Bach a été le fil conducteur du Festival Terpsichore 2015, au programme de neuf des douze concerts proposés dans des lieux historiques. Ce dimanche 22 novembre, la très belle salle Erard recevait deux étoiles du clavecin, Olivier Fortin et Jean Rondeau, accompagnés de l’Ensemble Masques. Ce « dimanche chez Zimmermann » rappelait les concerts donnés par Bach au Zimmermannsche Kaffeehaus de Leipzig avec les deux concertos pour deux clavecins BWV 1060 et 1061 et également une ouverture de Wilhelm Friedemann Bach, (premier fils de Johann Sebastian) et la sonate en trio en Do majeur de Johann Gottlieb Goldberg. Le claveciniste qui a laissé son nom aux fameuses Variations de Bach, a été successivement élève du père et du fils. Comme compositeur, il manque toutefois à sa sonate une force expressive malgré l’engagement des musiciens (les deux violons, le violoncelle et le clavecin d’Olivier Fortin). Lors de la représentation, encadrée par les deux concertos du maître de Leipzig, elle paraissait bien fade en comparaison. Seule la Gigue finale avec les violons en canon, sort vraiment de l’aimable ennui.

Festival Terpsichore - Ensemble Masques © Jean-Baptiste Millot

L’ouverture en Sol mineur de Wilhelm Friedemann Bach présente plus d’intérêt même si l’on peut s’étonner que ces deux œuvres aient pu être attribuées à Johann Sebastian, au génie autrement plus inspiré. Les concertos pour deux clavecins BWV 1060 et 1061 sont en bonne place dans la longue liste de ses chefs-d’œuvre et constituaient les véritables temps forts de ce concert convivial.
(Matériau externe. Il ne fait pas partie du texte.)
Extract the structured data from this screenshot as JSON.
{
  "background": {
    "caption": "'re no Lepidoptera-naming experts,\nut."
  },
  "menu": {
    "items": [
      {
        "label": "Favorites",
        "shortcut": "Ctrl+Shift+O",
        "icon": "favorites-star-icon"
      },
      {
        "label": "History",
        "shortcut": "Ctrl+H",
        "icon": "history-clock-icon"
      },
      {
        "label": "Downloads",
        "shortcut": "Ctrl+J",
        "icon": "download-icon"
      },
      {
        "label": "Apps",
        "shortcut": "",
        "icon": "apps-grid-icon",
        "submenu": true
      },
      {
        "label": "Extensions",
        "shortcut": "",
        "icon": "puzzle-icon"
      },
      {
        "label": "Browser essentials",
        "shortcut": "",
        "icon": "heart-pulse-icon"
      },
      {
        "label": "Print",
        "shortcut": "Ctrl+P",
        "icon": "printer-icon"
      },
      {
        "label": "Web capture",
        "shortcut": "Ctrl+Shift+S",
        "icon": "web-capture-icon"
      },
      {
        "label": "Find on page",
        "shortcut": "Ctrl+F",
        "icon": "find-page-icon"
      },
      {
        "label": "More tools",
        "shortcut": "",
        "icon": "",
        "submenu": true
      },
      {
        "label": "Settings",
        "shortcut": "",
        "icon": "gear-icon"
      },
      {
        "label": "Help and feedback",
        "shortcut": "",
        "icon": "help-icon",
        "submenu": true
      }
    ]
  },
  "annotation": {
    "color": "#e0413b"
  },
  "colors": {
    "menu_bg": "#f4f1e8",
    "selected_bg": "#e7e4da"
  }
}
Emmenés par Olivier Fortin, les cinq instrumentistes de l’Ensemble Masques (dont c’était également une des premières séries de représentations en France) savent exister autrement que comme simple faire-valoir des deux clavecinistes. Toutefois, le tempo du concerto BWV 1060 pris avec allant sans précipitation n’aide pas l’ensemble qui semble alors manquer de mordant. Le célèbre adagio, rythmiquement marqué par le violoncelle parfait d’Antoine Ladrette, reste étrangement statique voire hypnotique mais finit par captiver. Dans le troisième mouvement allegro, les clavecins explosent avec une déferlante de notes réjouissantes.

Olivier Fortin © Maïlis Snoeck et Jean Rondeau © Edouard Bressy/Erato

Olivier Fortin et Jean Rondeau sont les maîtres du jeu et attirent toute la lumière, surtout dans le concerto BWV 1061. Les deux solistes jouent à l’unisson avec une virtuosité discrète mais impeccable. Récemment récompensé par l’Académie Charles Cros, Jean Rondeau le cadet du duo, se fond dans l’ensemble tout en se permettant quelques petites variations bienvenues. Dans le deuxième mouvement adagio où seuls les clavecins jouent, il nous est permis d’apprécier son touché implacable tout en admirant l’approche plus sensible d’Olivier Fortin. Dans la fugue finale, la musique avance merveilleusement, laissant les deux comparses se rejoindre dans un beau moment de complémentarité. La complicité entre les artistes était palpable dans les échanges de regards et de sourires. Le public a partagé cette ambiance décontractée et réellement agréable, peut-être celle que l’on pouvait trouver au Café Zimmermann, où de jeunes gens heureux et insouciants partageaient de la musique.

Souhaitons que cette joie de vivre et la musique rayonnent de nouveau au Bataclan et pour toujours dans toutes les salles de concerts du monde entier.